Segundo as regras da Academia, não é possível escrever sobre um amplo tema, tendo que delimitá-lo, cerceá-lo, cortá-lo, recortá-lo até que se torne tão específico quanto possível. Assim é a Academia e sua cientificidade. Eu compreendo a necessidade de que os artigos sejam delimitados, pois sua produção visa alimentar de forma padronizada o acervo informacional da própria comunidade científica. Entretanto uma coisa é pesquisar sobre a condutibilidade elétrica do grafeno no zero absoluto em campos gravitacionais extremos, outra coisa é falar de Filosofia.

Se a Filosofia for cerceada, ela deixa de ser Filosofia. Críticas¹, enquanto posições de pensadores, podem se formar empiricamente. Ainda que isso não constitua uma defesa, pois defesa exige argumento, é válido, pois convida a pensar e refletir.

Ainda segundo essas regras, para que eu possa fundamentar essa crítica, que aos meus olhos e possivelmente aos olhos vistos de muitos é evidente, faz-se necessária uma ampla e extensiva pesquisa de dados estatísticos, o que demanda tempo e recursos de que ora não disponho. E sem a produção de provas que fundamentem minha crítica, ela não se torna uma defesa, logo inviabiliza a produção de um artigo científico acerca do tema delimitado.

Descartando esse tema, cogitei em seguida dissertar sobre a discrepância entre as exigências andragógicas contemporâneas do Ensino Superior e a formação pedagógica de jovens estudantes em um sistema tradicional no Ensino Médio, ou seja, questionar o choque didático que o aluno sofre ao sair de um sistema de ensino em que a padronização exige dele submissão e condicionamento ao modelo para outro sistema de ensino que lhe exige protagonismo, pró-atividade, independência e auto-regulação.

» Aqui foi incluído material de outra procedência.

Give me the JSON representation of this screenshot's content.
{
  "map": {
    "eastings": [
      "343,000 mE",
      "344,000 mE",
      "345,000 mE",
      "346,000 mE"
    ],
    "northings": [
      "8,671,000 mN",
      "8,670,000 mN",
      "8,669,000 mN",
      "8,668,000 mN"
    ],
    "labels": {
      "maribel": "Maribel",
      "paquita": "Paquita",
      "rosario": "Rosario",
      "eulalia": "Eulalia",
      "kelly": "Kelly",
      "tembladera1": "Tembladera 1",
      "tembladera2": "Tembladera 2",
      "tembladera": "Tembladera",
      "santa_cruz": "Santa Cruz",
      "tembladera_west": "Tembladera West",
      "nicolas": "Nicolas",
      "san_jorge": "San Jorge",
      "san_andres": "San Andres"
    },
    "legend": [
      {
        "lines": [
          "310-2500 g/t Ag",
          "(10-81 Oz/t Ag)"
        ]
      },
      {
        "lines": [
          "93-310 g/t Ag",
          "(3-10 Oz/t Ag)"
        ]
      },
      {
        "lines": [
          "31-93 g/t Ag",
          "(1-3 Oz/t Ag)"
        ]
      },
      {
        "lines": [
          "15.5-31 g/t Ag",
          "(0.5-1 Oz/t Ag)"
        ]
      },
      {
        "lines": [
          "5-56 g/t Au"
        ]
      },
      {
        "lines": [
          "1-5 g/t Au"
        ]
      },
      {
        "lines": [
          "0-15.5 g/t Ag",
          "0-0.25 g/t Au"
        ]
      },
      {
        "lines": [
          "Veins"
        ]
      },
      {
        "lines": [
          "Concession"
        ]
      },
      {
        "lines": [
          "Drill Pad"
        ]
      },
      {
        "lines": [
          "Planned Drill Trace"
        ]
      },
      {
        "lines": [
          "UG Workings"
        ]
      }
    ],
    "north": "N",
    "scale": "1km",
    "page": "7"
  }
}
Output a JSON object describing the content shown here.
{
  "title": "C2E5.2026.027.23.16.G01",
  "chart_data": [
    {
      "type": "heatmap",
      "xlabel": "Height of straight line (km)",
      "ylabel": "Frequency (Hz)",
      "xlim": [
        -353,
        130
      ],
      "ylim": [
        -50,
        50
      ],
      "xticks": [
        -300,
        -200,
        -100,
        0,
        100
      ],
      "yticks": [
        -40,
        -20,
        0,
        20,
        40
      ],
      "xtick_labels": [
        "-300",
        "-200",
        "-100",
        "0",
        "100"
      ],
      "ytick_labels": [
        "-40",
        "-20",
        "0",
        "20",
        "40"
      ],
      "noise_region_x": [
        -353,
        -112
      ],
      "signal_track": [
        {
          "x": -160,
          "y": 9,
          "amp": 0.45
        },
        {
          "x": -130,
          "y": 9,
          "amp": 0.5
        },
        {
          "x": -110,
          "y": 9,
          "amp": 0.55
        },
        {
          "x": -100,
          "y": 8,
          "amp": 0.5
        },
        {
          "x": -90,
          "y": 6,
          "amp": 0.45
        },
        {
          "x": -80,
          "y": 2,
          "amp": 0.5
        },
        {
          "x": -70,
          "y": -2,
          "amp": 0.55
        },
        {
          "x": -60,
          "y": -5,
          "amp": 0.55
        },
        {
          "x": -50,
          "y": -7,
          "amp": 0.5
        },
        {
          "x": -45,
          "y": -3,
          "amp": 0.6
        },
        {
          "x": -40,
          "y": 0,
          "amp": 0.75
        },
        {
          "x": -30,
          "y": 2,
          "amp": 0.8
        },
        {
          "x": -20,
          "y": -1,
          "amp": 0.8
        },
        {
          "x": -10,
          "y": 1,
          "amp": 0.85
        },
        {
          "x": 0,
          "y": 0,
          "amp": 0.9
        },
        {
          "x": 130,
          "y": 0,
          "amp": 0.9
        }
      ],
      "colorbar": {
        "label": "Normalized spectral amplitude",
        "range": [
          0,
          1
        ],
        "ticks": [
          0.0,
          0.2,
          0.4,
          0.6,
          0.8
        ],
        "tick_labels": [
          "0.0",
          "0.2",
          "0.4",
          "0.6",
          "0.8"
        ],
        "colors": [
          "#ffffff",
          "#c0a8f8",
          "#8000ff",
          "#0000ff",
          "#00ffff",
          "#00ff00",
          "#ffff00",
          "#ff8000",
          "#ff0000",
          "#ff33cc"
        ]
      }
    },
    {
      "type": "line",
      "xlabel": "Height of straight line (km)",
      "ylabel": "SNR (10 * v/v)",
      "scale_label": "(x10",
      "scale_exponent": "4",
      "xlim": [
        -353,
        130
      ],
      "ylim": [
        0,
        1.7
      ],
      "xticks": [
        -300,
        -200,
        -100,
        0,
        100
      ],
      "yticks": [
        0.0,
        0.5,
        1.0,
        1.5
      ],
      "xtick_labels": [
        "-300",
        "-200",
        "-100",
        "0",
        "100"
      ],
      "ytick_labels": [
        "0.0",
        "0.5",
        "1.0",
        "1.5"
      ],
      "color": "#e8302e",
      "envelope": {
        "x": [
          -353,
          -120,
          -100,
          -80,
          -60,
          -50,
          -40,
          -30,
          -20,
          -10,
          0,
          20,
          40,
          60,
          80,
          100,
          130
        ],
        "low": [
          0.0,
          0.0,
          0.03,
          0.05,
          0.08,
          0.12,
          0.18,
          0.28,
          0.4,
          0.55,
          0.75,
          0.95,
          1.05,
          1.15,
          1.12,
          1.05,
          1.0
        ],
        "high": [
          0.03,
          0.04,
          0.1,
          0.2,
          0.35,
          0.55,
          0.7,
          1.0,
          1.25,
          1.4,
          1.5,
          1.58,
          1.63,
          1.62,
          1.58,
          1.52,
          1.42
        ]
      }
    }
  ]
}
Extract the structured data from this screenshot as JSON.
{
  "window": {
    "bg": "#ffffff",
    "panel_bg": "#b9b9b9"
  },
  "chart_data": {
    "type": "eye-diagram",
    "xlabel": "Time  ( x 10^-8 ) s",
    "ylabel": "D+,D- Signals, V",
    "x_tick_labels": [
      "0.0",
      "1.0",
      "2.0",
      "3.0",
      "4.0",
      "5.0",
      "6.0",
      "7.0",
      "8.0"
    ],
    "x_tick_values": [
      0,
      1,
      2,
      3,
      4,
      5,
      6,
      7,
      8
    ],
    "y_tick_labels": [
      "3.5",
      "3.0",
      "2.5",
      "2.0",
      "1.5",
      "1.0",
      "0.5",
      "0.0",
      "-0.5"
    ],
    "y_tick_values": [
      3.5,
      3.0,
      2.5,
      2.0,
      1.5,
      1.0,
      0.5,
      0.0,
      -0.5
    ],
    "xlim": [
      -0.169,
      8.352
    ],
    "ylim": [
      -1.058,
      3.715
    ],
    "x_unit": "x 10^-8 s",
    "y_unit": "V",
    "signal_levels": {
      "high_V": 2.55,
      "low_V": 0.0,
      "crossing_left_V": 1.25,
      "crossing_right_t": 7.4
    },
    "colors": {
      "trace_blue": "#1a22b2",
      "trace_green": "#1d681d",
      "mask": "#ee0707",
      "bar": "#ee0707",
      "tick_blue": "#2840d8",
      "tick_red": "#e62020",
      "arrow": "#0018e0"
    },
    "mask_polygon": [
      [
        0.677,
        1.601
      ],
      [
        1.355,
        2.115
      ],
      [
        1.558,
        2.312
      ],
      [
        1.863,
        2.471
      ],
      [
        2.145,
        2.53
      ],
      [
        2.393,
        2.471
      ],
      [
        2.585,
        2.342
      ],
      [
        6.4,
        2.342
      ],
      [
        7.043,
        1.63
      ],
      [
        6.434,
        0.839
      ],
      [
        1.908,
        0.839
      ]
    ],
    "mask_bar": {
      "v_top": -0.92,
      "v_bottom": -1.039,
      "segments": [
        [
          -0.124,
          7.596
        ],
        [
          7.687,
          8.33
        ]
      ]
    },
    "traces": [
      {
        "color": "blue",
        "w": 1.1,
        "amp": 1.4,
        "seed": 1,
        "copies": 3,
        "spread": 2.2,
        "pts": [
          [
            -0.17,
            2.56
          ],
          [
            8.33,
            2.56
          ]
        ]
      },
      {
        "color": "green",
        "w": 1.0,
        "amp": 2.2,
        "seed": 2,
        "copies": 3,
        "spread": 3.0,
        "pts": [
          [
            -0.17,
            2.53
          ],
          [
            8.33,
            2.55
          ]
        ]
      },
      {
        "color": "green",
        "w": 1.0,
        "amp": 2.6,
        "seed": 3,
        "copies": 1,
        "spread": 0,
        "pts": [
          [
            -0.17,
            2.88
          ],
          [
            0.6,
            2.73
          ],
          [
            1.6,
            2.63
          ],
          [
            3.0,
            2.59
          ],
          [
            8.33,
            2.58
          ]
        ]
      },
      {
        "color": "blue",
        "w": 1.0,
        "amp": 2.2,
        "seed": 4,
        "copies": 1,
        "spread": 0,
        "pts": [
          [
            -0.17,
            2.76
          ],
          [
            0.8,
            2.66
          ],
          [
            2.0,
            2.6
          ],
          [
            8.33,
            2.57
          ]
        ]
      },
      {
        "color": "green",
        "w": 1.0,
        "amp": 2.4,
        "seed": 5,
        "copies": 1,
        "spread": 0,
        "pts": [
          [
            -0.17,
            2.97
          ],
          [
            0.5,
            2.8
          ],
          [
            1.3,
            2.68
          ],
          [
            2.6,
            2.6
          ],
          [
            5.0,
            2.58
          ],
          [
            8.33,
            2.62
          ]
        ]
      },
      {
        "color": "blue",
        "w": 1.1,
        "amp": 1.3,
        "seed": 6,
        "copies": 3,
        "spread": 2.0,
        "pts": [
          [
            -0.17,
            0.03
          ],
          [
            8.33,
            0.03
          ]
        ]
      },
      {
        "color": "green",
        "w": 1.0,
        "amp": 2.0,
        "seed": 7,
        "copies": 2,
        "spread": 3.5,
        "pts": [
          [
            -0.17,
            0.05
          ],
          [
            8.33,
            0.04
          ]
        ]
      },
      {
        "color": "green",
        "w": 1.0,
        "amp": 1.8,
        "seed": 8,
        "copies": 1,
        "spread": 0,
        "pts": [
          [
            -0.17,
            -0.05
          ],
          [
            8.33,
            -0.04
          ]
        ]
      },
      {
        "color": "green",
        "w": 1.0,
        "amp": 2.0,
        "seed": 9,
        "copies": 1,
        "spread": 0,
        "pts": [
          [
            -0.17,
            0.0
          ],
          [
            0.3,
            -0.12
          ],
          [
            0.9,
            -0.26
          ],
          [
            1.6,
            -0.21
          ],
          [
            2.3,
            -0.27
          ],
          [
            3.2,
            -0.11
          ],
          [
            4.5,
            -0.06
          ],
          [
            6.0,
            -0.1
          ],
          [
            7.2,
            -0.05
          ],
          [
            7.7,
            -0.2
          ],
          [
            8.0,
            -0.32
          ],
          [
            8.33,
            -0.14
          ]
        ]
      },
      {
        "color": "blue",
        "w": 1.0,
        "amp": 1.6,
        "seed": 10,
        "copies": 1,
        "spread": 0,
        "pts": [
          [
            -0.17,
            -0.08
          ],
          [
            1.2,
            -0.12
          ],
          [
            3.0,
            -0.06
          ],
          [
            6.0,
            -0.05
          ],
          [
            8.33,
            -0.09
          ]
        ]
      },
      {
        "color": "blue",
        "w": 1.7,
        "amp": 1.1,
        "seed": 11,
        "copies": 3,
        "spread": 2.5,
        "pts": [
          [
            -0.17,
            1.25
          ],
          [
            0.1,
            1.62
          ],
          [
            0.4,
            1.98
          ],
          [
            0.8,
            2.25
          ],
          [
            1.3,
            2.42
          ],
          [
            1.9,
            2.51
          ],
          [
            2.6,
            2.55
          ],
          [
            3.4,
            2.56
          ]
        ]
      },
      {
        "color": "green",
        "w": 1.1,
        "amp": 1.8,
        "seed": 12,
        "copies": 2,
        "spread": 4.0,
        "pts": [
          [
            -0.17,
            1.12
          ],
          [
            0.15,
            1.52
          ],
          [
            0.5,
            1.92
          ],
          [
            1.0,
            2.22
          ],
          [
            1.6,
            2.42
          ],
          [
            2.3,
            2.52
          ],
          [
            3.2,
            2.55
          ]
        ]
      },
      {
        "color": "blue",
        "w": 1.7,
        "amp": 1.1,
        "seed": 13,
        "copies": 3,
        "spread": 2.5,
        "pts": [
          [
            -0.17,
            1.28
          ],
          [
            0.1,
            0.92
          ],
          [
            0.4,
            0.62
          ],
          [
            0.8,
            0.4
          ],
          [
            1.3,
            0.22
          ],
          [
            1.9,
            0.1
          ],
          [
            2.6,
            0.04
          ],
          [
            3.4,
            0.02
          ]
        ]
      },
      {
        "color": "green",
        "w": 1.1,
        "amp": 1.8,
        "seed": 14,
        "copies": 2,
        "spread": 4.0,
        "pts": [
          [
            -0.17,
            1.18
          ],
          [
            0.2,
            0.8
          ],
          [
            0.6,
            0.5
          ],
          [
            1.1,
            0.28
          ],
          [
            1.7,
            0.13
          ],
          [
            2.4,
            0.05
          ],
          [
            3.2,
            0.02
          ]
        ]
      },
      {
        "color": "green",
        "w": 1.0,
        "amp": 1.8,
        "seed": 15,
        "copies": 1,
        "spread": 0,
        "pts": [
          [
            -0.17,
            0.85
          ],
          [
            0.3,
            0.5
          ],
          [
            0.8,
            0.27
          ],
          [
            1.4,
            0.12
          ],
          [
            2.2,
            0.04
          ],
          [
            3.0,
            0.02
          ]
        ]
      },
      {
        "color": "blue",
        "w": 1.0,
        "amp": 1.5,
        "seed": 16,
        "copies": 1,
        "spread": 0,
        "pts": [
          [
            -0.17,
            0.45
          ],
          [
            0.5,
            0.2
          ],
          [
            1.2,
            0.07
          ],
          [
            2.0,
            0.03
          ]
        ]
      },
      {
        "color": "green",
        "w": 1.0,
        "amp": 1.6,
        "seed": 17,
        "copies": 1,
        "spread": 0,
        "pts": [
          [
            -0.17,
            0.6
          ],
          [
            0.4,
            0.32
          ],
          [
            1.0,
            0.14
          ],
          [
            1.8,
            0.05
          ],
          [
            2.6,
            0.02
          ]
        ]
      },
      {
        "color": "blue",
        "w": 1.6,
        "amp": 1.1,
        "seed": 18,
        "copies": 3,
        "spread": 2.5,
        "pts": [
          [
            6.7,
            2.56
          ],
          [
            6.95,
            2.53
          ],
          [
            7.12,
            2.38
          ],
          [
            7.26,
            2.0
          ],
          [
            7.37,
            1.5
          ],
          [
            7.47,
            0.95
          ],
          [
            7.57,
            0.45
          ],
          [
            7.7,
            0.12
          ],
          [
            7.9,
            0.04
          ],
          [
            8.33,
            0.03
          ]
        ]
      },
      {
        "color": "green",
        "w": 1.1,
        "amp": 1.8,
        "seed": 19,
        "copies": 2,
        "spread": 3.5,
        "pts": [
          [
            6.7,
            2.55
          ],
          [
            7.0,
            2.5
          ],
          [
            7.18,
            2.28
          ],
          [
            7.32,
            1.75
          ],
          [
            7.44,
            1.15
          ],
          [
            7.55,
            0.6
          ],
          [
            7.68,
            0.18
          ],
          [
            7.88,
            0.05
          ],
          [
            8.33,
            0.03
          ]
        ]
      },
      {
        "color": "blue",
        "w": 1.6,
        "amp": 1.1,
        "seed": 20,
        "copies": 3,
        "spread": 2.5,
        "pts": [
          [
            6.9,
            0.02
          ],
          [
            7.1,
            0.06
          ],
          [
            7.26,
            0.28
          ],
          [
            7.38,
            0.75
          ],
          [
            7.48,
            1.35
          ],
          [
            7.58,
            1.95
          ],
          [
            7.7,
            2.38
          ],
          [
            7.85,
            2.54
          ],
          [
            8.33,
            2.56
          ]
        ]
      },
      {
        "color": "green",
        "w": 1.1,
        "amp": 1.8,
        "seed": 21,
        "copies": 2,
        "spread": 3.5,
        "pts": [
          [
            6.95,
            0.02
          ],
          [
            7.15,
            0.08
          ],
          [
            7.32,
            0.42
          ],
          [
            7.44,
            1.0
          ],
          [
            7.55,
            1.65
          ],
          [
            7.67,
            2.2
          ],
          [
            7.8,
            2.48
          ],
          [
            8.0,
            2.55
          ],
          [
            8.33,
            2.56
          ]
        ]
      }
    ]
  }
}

E novamente deparo-me com as exigências da Academia. Pois tu, caríssimo aluno de humanas, és incapaz de pensar por conta própria ou criar algo do zero, logo, precisas de referências de outros autores, pessoas que possivelmente escreveram qualquer coisa só para colar grau ou ter o número de artigos exigidos, esses sim com competência para fundamentar o TEU trabalho.

E sinto-me constrangido a novamente citar fontes que não usarei, apenas para cumprir a formalidade de ter referências em meu trabalho. Mais uma vez restritamente restrito, opto mais uma vez a mais uma vez restringir-me restritivamente ao material fornecido pelos próprios professores e a temas previamente debatidos em aula. Minha monografia do 3º grau foi assim, dissertando sobre um recorte temático de um dos cursos da própria graduação².

Sugiro, portanto, a todos os alunos de graduação e educação continuada, que procurem mais informações sobre como publicar independentemente da academia. Paralelamente ao trabalho acadêmico, é possível produzir com liberdade e expressar-se autenticamente (Valeu Gilmar! |:^D)³, sem ter de cumprir os compromisso exigidos por uma comunidade por um lado acorrentada em suas próprias engrenagens, e por outro lado infectada por ranços e brios de um orgulho vazio.

1 Escreverei no futuro minha conceituação dos 5 tipos de críticas.
2 Ter saído de “O Pequeno Príncipe” para “O Príncipe” foi inefável…
3 SANTOS, G. N. dos. Liberdade e individualismo no pensamento de J. S. Mill. Rio de Janeiro, 2015.